Checking Expectations

Table with Italian food and bear while a woman is eating

Sometimes I’ll see something similar pop up in a variety of unrelated contexts in a very short period of time that causes me to think that I should be paying closer attention to it. It’s a bit like déjà vu in The Matrix, except with a slightly more rational explanation. I’m pretty sure I notice these connections because a part of me is looking for them.

This is why last week I was thinking about expectations .  I’m reading Rising Strong by Brené Brown and was reading the chapter related to expectations, disappointment, resentment, heartbreak, etc. It sounds really cheery, doesn’t it. Don’t get me wrong, the book is great, but I’m glad that I’m feeling so much better before I started reading it.

Anyway … I was reading that in the morning during my bus ride to work (it’s more environmentally friendly and my parking spot would be on the other end of campus) and in the afternoon I was listening to a podcast from Todd Henry that he’d released that very morning. On what topic? Anger and expectations.

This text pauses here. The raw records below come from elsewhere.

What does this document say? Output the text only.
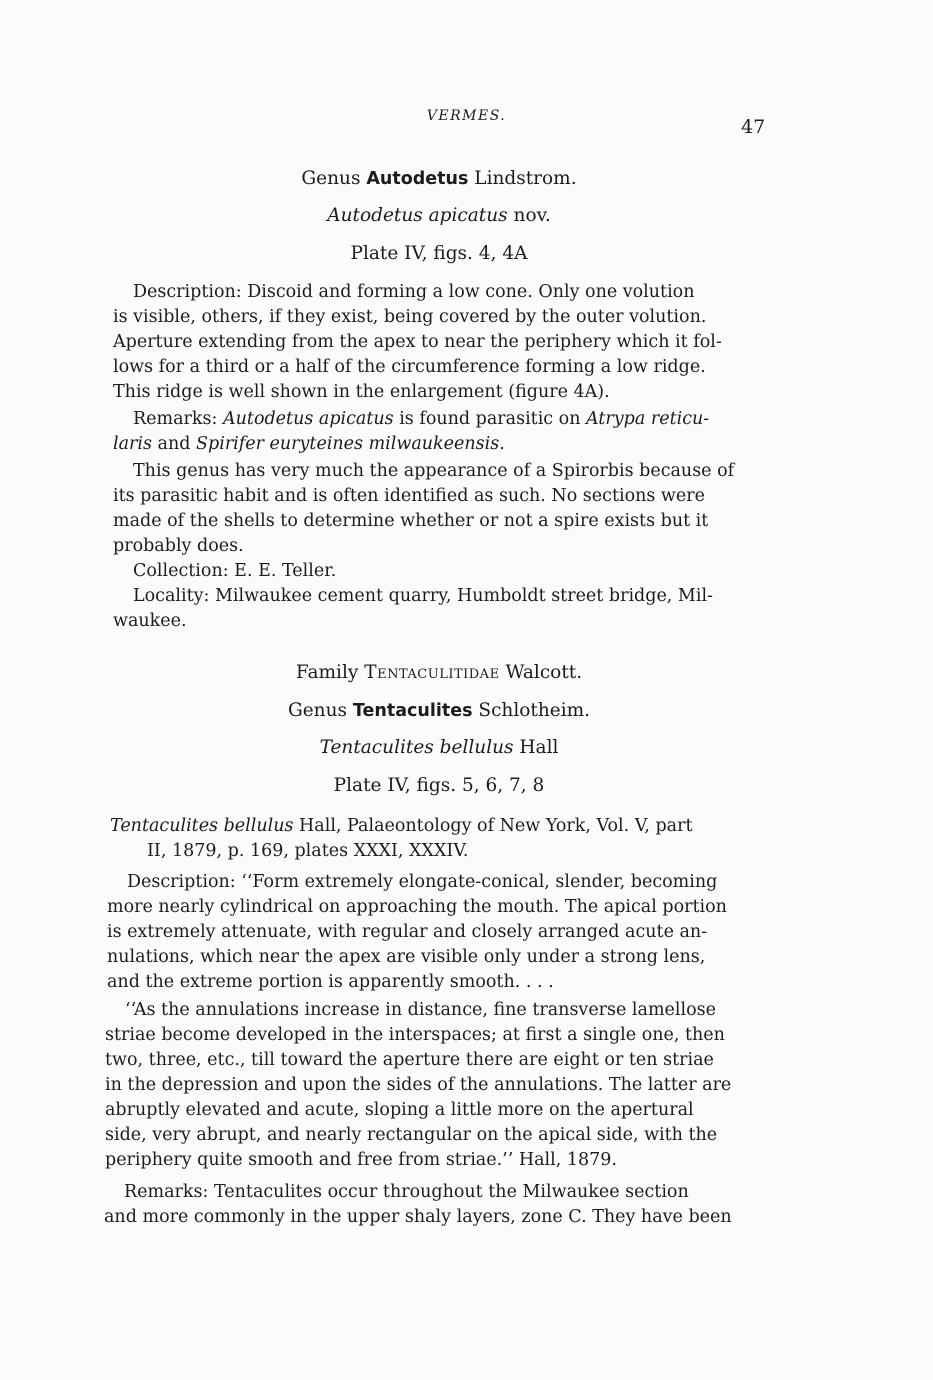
VERMES.	47
Genus Autodetus Lindstrom.
Autodetus apicatus nov.
Plate IV, figs. 4, 4A
Description: Discoid and forming a low cone. Only one volution
is visible, others, if they exist, being covered by the outer volution.
Aperture extending from the apex to near the periphery which it fol-
lows for a third or a half of the circumference forming a low ridge.
This ridge is well shown in the enlargement (figure 4A).
Remarks: Autodetus apicatus is found parasitic on Atrypa reticu-
laris and Spirifer euryteines milwaukeensis.
This genus has very much the appearance of a Spirorbis because of
its parasitic habit and is often identified as such. No sections were
made of the shells to determine whether or not a spire exists but it
probably does.
Collection: E. E. Teller.
Locality: Milwaukee cement quarry, Humboldt street bridge, Mil-
waukee.
Family Tentaculitidae Walcott.
Genus Tentaculites Schlotheim.
Tentaculites bellulus Hall
Plate IV, figs. 5, 6, 7, 8
Tentaculites bellulus Hall, Palaeontology of New York, Vol. V, part
II, 1879, p. 169, plates XXXI, XXXIV.
Description: ‘‘Form extremely elongate-conical, slender, becoming
more nearly cylindrical on approaching the mouth. The apical portion
is extremely attenuate, with regular and closely arranged acute an-
nulations, which near the apex are visible only under a strong lens,
and the extreme portion is apparently smooth. . . .
‘‘As the annulations increase in distance, fine transverse lamellose
striae become developed in the interspaces; at first a single one, then
two, three, etc., till toward the aperture there are eight or ten striae
in the depression and upon the sides of the annulations. The latter are
abruptly elevated and acute, sloping a little more on the apertural
side, very abrupt, and nearly rectangular on the apical side, with the
periphery quite smooth and free from striae.’’ Hall, 1879.
Remarks: Tentaculites occur throughout the Milwaukee section
and more commonly in the upper shaly layers, zone C. They have been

In both the chapter and the podcast they brought up things about expectations that really hit me. We set expectations for experiences, for the behaviour of others, and for ourselves. This is fine, except when we do it wrong and then our expectations aren’t met and we are disappointed, resentful, heartbroken, etc. So how do we get setting expectations wrong?

I don’t know what you’re doing, but based on what Brene and Todd had to say, I now have a pretty good idea of what I’ve often got wrong.

For experiences, it’s tempting and even “normal” for people to think about a meal they’re going out to that night or a trip they’re going to take and set expectations for how good or bad the food will be or what things they’ll enjoy on that trip. The problem is that plans don’t always work out and we’re disappointed when we have to change them because of the expectations we’ve set.  This is one type of expectation that I think I’ve been getting much better at in the past year.

In the post I wrote while preparing for my recent keynote, I talked about knowing how I wanted to feel. I think setting expectations for that are much better because while we have some control over our feelings and how we respond to them, we can’t always control outside events. The restaurant that you’re going to may have had a pipe break so they had to close at the last minute. Instead of having Mexican food, you ended up going to the Italian restaurant across the street. The food was even better and the music set a great mood. See, expectations about how the experience was going to make you feel would likely be fine in this situation, but if your expectations were for the taste of Mexican food, you might spend the evening disappointed and not enjoy how great the Italian food was.

For me, it’s the other two areas that I realized last week I need to work on. I have expectations for others, which is fine, except that 1) I sometimes set those expectations too high and 2) I haven’t been great at sharing my expectations with people. Not only am I setting expectations that may be too high for the situation, but they don’t even know what those expectations are? Then I don’t get why they don’t understand my disappointment or anger, which usually becomes evident after I’ve bottled up my disappointment until I blow. I wrote about the importance of speaking up a couple of months ago and I think that I’m getting better about it, but I need to add speaking up about expectations ahead of time instead of when I’m already disappointed.

Finally, it’s no great mystery that I have long had problems with expectations for myself. I spent too many years with very low expectations for myself and it showed. The past few years I’ve had the opposite problem and I’ve often set expectations so high that I couldn’t meet them and then kicked myself for failing. These days I’m working on finding the sweet spot – setting realistic expectations that are achievable, but push me even just a bit.

I have one final comment on this. I think that I, and probably you, would be a lot better about setting expectations for experiences, others, and ourselves if we focused more on the why for the expectations we set. If the reason you’re going out for dinner is because you want to enjoy a meal with a friend, then set your expectations around that, not around the type of food or particular restaurant you’re going to. If you want someone to return something that they borrowed from you by Saturday, then tell them, but if you don’t NEED it Saturday then you may want to think more about why Saturday was the day you picked. And if you want to get a little fitter and have more energy, but the new workout plan you’ve been on for the past month has left you with blisters and you’re falling asleep in the middle of the afternoon, you need to rethink what you’re doing to better align with why you started doing it to begin with.

This went on way longer than I expected it to, but that’s okay with me because the point was to write about expectations and I really didn’t have a word count in mind.